Dari data yang dihimpun kader, total sasaran yang terdata di wilayah kerja Posyandu Sandat I cukup besar. Untuk kelompok balita tercatat sebanyak 52 anak, dan yang hadir mengikuti pelayanan sebanyak 46 anak dengan tingkat kehadiran mencapai 88,4%. Sebagian besar balita mendapatkan imunisasi sesuai jadwal, penimbangan rutin, serta pemantauan tumbuh kembang. Sebanyak 6 bayi balita menerima layanan imunisasi dan semuanya hadir 100%.
Pada kelompok usia remaja dengan total sasaran 84 orang, tercatat 3 remaja hadir memanfaatkan layanan. Mereka mendapatkan skrining tekanan darah, pengukuran LILA, dan edukasi kesehatan reproduksi serta pencegahan anemia. Untuk usia produktif dengan jumlah sasaran 240 orang, sebanyak 15 orang hadir untuk cek tekanan darah dan konseling PTM. Kelompok lansia memiliki sasaran 40 orang dengan kehadiran 6 orang yang melakukan pemeriksaan tekanan darah, gula darah sewaktu, dan konseling gizi lansia. Sementara dari 4 ibu hamil yang menjadi sasaran, 3 orang hadir untuk pemeriksaan kehamilan, pengukuran LILA, pemberian tablet tambah darah, dan konseling gizi.
Bidan Desa Nurhidayati mengapresiasi antusiasme para ibu yang membawa balitanya ke posyandu. “Capaian imunisasi 100% hari ini patut kita syukuri. Ini artinya kesadaran ibu-ibu untuk melengkapi imunisasi dasar lengkap anaknya sudah sangat baik. Tantangan kita ke depan adalah meningkatkan partisipasi remaja dan usia produktif. Mereka sering terkendala waktu karena sekolah atau bekerja,” tuturnya.

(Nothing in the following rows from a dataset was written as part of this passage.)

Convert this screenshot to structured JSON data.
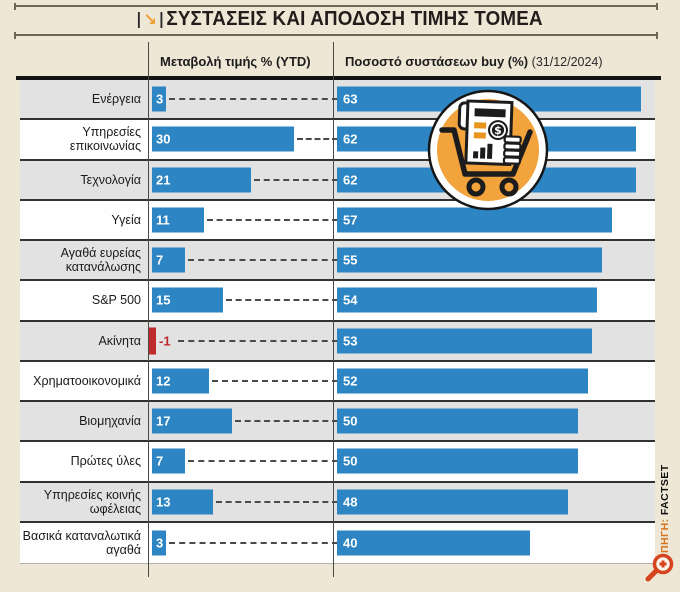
{
  "title": "ΣΥΣΤΑΣΕΙΣ ΚΑΙ ΑΠΟΔΟΣΗ ΤΙΜΗΣ ΤΟΜΕΑ",
  "title_icon_glyph": "↘",
  "header": {
    "ytd_label": "Μεταβολή τιμής % (YTD)",
    "buy_label": "Ποσοστό συστάσεων buy (%)",
    "buy_date": "(31/12/2024)"
  },
  "source": {
    "prefix": "ΠΗΓΗ:",
    "name": "FACTSET"
  },
  "icons": {
    "title_icon": "arrow-down-right-icon",
    "center_icon": "shopping-cart-report-icon",
    "corner_icon": "zoom-plus-icon"
  },
  "colors": {
    "bar_blue": "#2d85c3",
    "bar_negative_red": "#bf2a2d",
    "row_alt_gray": "#e2e2e2",
    "row_white": "#fefefe",
    "background_beige": "#eee7d6",
    "badge_orange": "#f2a33b",
    "title_arrow_orange": "#ef9f33",
    "source_orange": "#d8731f"
  },
  "chart_data": {
    "type": "bar",
    "orientation": "horizontal",
    "title": "ΣΥΣΤΑΣΕΙΣ ΚΑΙ ΑΠΟΔΟΣΗ ΤΙΜΗΣ ΤΟΜΕΑ",
    "categories": [
      "Ενέργεια",
      "Υπηρεσίες επικοινωνίας",
      "Τεχνολογία",
      "Υγεία",
      "Αγαθά ευρείας κατανάλωσης",
      "S&P 500",
      "Ακίνητα",
      "Χρηματοοικονομικά",
      "Βιομηχανία",
      "Πρώτες ύλες",
      "Υπηρεσίες κοινής ωφέλειας",
      "Βασικά καταναλωτικά αγαθά"
    ],
    "series": [
      {
        "name": "Μεταβολή τιμής % (YTD)",
        "values": [
          3,
          30,
          21,
          11,
          7,
          15,
          -1,
          12,
          17,
          7,
          13,
          3
        ]
      },
      {
        "name": "Ποσοστό συστάσεων buy (%) (31/12/2024)",
        "values": [
          63,
          62,
          62,
          57,
          55,
          54,
          53,
          52,
          50,
          50,
          48,
          40
        ]
      }
    ],
    "value_labels_shown": true,
    "legend_position": "column-headers",
    "grid": false
  }
}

Senada dengan itu, petugas PTM Baiq Tina Agustuna menekankan pentingnya deteksi dini. “Hipertensi dan diabetes tidak ada gejala awal. Dengan rajin cek tekanan darah di posyandu, kita bisa cegah sebelum parah. Harapannya ke depan warga usia 15 tahun ke atas lebih rutin datang,” ujarnya.

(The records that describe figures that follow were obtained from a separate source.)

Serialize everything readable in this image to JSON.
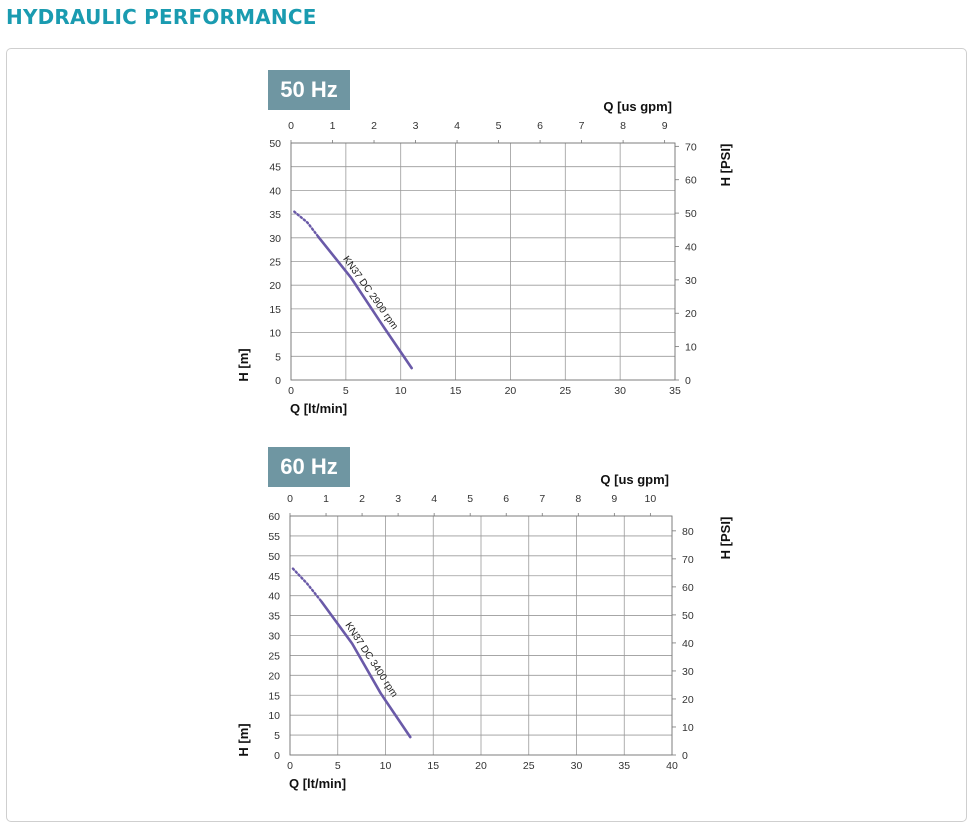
{
  "page": {
    "title": "HYDRAULIC PERFORMANCE"
  },
  "chart_data": [
    {
      "type": "line",
      "badge": "50 Hz",
      "top_xlabel": "Q [us gpm]",
      "bottom_xlabel": "Q [lt/min]",
      "ylabel_left": "H [m]",
      "ylabel_right": "H [PSI]",
      "xlim": [
        0,
        35
      ],
      "ylim": [
        0,
        50
      ],
      "bottom_ticks": [
        "0",
        "5",
        "10",
        "15",
        "20",
        "25",
        "30",
        "35"
      ],
      "left_ticks": [
        "0",
        "5",
        "10",
        "15",
        "20",
        "25",
        "30",
        "35",
        "40",
        "45",
        "50"
      ],
      "top_ticks": [
        "0",
        "1",
        "2",
        "3",
        "4",
        "5",
        "6",
        "7",
        "8",
        "9"
      ],
      "top_max": 9.25,
      "right_ticks": [
        "0",
        "10",
        "20",
        "30",
        "40",
        "50",
        "60",
        "70"
      ],
      "right_max": 71,
      "grid": true,
      "curve_color": "#6a5aa8",
      "series": [
        {
          "name": "KN37 DC 2900 rpm",
          "dotted": [
            [
              0.3,
              35.5
            ],
            [
              1.5,
              33.2
            ],
            [
              2.5,
              30.2
            ]
          ],
          "solid": [
            [
              2.5,
              30.2
            ],
            [
              5.5,
              21.5
            ],
            [
              8.5,
              11.0
            ],
            [
              11.0,
              2.5
            ]
          ]
        }
      ]
    },
    {
      "type": "line",
      "badge": "60 Hz",
      "top_xlabel": "Q [us gpm]",
      "bottom_xlabel": "Q [lt/min]",
      "ylabel_left": "H [m]",
      "ylabel_right": "H [PSI]",
      "xlim": [
        0,
        40
      ],
      "ylim": [
        0,
        60
      ],
      "bottom_ticks": [
        "0",
        "5",
        "10",
        "15",
        "20",
        "25",
        "30",
        "35",
        "40"
      ],
      "left_ticks": [
        "0",
        "5",
        "10",
        "15",
        "20",
        "25",
        "30",
        "35",
        "40",
        "45",
        "50",
        "55",
        "60"
      ],
      "top_ticks": [
        "0",
        "1",
        "2",
        "3",
        "4",
        "5",
        "6",
        "7",
        "8",
        "9",
        "10"
      ],
      "top_max": 10.6,
      "right_ticks": [
        "0",
        "10",
        "20",
        "30",
        "40",
        "50",
        "60",
        "70",
        "80"
      ],
      "right_max": 85.3,
      "grid": true,
      "curve_color": "#6a5aa8",
      "series": [
        {
          "name": "KN37 DC 3400 rpm",
          "dotted": [
            [
              0.3,
              46.8
            ],
            [
              1.8,
              43.0
            ],
            [
              3.3,
              38.5
            ]
          ],
          "solid": [
            [
              3.3,
              38.5
            ],
            [
              6.5,
              28.0
            ],
            [
              9.5,
              15.5
            ],
            [
              12.6,
              4.5
            ]
          ]
        }
      ]
    }
  ]
}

PLKB Lalu Darmawangsa menambahkan bahwa momen posyandu ILP juga dimanfaatkan untuk updating data keluarga dan sosialisasi program Bangga Kencana. “Kami sampaikan informasi tentang KB pasca persalinan, KB Metode Kontrasepsi Jangka Panjang, dan pentingnya pendewasaan usia perkawinan untuk remaja,” jelasnya.
Perwakilan Kemensos, Habibi, memastikan bahwa data peserta posyandu yang masuk kategori keluarga penerima manfaat program sosial akan diintegrasikan untuk pemutakhiran Data Terpadu Kesejahteraan Sosial (DTKS). “Ini bentuk sinergi. Data kesehatan dari posyandu bisa jadi rujukan untuk intervensi bantuan sosial yang lebih tepat sasaran,” katanya.
Kegiatan Posyandu ILP Sandat I berakhir pukul 12.00 WITA. Meski capaian kehadiran untuk remaja, usia produktif, dan lansia masih perlu ditingkatkan, pelaksanaan perdana ILP di bulan Mei ini menjadi pijakan penting. Kolaborasi antara TP-PKK, kader, bidan desa, PLKB, petugas PTM, dan Kemensos membuktikan bahwa pelayanan kesehatan yang komprehensif dapat dihadirkan hingga ke tingkat dusun.
Ke depan, TP-PKK Desa Sakra Selatan bersama Pemerintah Desa berkomitmen untuk terus melakukan sosialisasi masif agar seluruh siklus hidup memanfaatkan Posyandu ILP. Dengan motto “Sehat Sejak Dini, Produktif Sepanjang Usia”, Posyandu ILP diharapkan menjadi garda terdepan dalam mewujudkan Desa Sakra Selatan yang sehat, mandiri, dan sejahtera.